While it isn't unusual for carriers to idle ships or reduce routes occasionally, analysts say they are withholding capacity more aggressively and for longer. "The carriers are thinking, 'How can we realign supply and demand?' The way to do that is to restrict tonnage," said Neil Dekker, an analyst with Drewry Shipping Consultants Ltd. in London. Paul Bingham, a managing director at research firm IHS Global Insight, said, "It's almost unprecedented [to] have a carrier artificially adjusting freight transportation capacity in an attempt to affect the classic supply-demand relationship."
Rep. James Oberstar, a Minnesota Democrat who heads the House Committee on Transportation and Infrastructure, is pressing the Federal Maritime Commission to look into whether carriers are engaging in anti-competitive behavior by restricting capacity to raise rates. Without directly addressing that issue, FMC Chairman Richard Lidinsky Jr. said his agency has been meeting with shippers and carriers, seeking solutions to the current lack of capacity...The Federal Maritime Commission says that carriers aren't allowed to act collectively to cut capacity, and the carriers say that they don't—-they act individually.
The companies also say they don't collectively set rates, but just discuss them, which the FMC agrees the lines are permitted to do. The FMC says shipping lines are among the few industries unaffected by U.S. antitrust law, largely because of the large number of international companies involved.

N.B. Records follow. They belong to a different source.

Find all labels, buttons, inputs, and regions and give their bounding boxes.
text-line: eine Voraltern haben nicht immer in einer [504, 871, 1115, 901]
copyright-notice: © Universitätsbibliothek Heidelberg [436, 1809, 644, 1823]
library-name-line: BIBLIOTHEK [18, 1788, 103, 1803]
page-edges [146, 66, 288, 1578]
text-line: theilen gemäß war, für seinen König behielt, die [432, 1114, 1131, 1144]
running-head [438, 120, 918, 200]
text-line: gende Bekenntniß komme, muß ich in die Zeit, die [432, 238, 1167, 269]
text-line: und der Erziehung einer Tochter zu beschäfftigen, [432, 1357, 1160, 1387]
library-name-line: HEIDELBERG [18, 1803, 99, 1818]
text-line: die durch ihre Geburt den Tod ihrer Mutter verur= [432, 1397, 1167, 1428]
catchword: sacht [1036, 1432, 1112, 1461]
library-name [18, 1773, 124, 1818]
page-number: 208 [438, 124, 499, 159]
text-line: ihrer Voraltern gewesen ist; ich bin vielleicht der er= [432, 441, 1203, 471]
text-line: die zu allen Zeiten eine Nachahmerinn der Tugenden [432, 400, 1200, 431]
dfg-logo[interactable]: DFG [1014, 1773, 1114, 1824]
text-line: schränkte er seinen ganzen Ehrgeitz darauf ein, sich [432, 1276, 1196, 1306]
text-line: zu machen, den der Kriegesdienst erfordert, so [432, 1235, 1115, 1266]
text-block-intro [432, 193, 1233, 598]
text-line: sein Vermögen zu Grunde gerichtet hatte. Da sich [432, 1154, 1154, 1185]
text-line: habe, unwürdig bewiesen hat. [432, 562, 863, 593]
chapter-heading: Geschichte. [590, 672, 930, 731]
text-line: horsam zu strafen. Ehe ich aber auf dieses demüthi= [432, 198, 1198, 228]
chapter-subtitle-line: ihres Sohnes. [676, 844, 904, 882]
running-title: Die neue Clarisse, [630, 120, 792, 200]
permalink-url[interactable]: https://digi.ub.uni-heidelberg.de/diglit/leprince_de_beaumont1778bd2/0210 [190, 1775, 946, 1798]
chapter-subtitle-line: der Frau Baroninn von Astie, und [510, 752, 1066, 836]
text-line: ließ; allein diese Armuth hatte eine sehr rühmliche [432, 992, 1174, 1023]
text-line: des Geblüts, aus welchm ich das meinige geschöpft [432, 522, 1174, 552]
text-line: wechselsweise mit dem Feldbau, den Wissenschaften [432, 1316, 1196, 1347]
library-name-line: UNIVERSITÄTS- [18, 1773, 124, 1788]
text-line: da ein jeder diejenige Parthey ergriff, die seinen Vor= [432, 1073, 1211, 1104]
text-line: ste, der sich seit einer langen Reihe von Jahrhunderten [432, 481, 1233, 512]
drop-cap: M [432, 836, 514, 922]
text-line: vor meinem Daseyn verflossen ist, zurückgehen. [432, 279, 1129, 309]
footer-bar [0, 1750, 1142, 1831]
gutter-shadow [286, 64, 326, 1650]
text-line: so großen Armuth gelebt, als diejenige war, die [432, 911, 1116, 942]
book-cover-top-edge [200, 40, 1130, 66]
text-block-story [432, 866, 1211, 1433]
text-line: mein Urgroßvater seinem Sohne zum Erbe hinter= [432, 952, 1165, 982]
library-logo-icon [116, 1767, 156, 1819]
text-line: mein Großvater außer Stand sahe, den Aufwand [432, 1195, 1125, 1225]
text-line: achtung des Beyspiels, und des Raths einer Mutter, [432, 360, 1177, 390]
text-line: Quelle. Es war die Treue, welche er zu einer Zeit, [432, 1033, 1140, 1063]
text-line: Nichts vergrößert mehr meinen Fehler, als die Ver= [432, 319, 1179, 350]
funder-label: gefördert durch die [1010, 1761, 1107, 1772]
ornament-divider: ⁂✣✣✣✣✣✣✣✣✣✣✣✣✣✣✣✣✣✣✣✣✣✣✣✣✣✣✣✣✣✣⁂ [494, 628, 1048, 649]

Eivind Kolding, CEO of Maersk Line, a subsidiary of shipping giant A.P. Moller-Maersk AS in Copenhagen, says the tight market is related to a surge in U.S. exports in the fourth quarter, which carriers didn't see coming. Carriers worry that if they respond by putting more ships in service, but trade drops off again, they'll be stuck with operating empty vessels that are expensive to maintain. U.S. exports did turn slightly slower in January from December, data out Thursday showed, though they remain well above a year earlier.
The crunch is a window into the larger revolution of the last two decades, as globalization transformed U.S. trade. Buoyant U.S. consumption had ships full of everything from jeans to computers crossing the Pacific and pulling into U.S. ports. Ship companies expanded the global fleet at double-digit annual rates from 2004 through 2008. Over the next two years, they are due to receive hundreds more mammoth vessels, ordered during the boom, that they don't need.
U.S. ports, meanwhile, expanded import facilities. Georgia spent $500 million between 1995 and 2005 building docks and railyards at the port of Savannah. It also enticed importers to build distribution centers, a model followed by ports in Virginia, South Carolina and New York. While some ports, such as Savannah's, have also kept up export traffic, America's trading infrastructure grew imbalanced, with a huge capacity to import goods but an attenuated capacity to export them. Loads of grain or corrugated paper leaving the U.S. took a back seat to the DVDs and toys coming in...
The recession brought a steep downturn in imports. One ship company, the APL unit of Singapore's Neptune Orient Lines Ltd., saw its shipments to the U.S. fall 14% to 19%. But the import infrastructure was built over decades and occupies large amounts of property, not just right at ports but nearby. Reversing this to handle more export capacity would be a huge undertaking that couldn't be accomplished overnight.
Ship companies, having cut back the frequency of their trips to the U.S., and still under profit pressure, say they won't increase service again until U.S. imports pick up sharply. They wouldn't schedule their routes based on U.S. exports unless those rose a great deal, said Tony Mason of the International Chamber of Shipping, a ship-owner group.